Compsolechia rhombica

Scientific classification
- Kingdom: Animalia
- Phylum: Arthropoda
- Clade: Pancrustacea
- Class: Insecta
- Order: Lepidoptera
- Family: Gelechiidae
- Genus: Compsolechia
- Species: C. rhombica
- Binomial name: Compsolechia rhombica Meyrick, 1922

= Compsolechia rhombica =

- Authority: Meyrick, 1922

Species of moth

Compsolechia rhombica is a moth of the family Gelechiidae. It was described by Edward Meyrick in 1922. It is found in Peru.

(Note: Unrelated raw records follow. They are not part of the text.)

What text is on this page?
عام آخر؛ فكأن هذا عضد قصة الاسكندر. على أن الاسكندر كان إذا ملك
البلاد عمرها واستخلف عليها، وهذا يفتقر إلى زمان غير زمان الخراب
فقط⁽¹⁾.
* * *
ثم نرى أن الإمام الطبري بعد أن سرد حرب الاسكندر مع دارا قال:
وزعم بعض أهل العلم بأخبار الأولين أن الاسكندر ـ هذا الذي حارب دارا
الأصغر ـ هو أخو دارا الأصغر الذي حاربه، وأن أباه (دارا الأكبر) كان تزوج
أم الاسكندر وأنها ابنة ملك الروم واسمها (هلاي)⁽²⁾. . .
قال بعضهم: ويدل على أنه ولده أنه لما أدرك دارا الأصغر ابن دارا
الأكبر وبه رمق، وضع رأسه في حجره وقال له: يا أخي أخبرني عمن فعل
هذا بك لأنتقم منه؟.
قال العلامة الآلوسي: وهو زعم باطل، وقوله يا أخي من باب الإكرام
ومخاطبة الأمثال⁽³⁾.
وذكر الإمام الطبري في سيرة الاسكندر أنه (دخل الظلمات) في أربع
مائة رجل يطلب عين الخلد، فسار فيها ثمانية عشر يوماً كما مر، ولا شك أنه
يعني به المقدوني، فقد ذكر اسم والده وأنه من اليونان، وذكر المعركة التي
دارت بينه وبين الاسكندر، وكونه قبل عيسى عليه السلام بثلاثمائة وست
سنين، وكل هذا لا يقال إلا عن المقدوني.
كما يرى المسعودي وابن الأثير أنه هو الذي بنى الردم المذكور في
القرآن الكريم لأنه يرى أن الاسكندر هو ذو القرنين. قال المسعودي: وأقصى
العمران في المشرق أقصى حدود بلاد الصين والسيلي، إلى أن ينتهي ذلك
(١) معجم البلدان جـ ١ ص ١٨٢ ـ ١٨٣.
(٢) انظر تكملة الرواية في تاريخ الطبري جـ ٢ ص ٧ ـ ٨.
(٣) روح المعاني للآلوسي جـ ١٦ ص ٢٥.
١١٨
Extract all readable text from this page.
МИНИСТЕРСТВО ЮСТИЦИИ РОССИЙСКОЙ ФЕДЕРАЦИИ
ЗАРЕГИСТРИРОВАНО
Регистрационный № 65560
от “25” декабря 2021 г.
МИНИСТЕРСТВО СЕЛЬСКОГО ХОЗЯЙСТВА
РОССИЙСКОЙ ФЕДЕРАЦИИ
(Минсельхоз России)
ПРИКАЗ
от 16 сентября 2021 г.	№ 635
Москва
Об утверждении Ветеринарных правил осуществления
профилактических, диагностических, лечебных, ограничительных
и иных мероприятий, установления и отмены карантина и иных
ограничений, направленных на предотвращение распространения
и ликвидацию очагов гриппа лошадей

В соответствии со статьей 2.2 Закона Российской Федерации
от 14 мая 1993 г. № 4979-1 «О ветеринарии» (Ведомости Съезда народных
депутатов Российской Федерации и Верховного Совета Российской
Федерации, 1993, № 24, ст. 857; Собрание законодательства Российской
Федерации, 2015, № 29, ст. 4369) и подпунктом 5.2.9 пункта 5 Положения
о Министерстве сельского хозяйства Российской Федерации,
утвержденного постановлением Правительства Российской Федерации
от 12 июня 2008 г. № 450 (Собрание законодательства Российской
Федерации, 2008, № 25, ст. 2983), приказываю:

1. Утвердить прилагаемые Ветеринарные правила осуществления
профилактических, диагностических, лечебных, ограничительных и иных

The wingspan is about 14 mm. The forewings are grey suffused with whitish, beyond a line from before the middle of the costa to three-fourths of the dorsum ochreous brown, two whitish spots obliquely placed in the disc on the division. There is a black dot on the base of the costa and a thick blackish very oblique curved streak from the dorsum near the base to the disc near the middle, with the apex pointed. The costal edge just before the subterminal line is blackish and there is a fine whitish line from three-fifths of the costa to the dorsum before the tornus, acutely angulated in the middle, both halves slightly incurved, the angle cut by a fine blackish line from beyond the middle of the disc to the termen. Immediately beyond this is a rhomboidal blackish spot on the costa extending nearly to the apex and there are also short white pre-terminal markings edging a black subapical line, another above this and two below them. The hindwings are dark fuscous.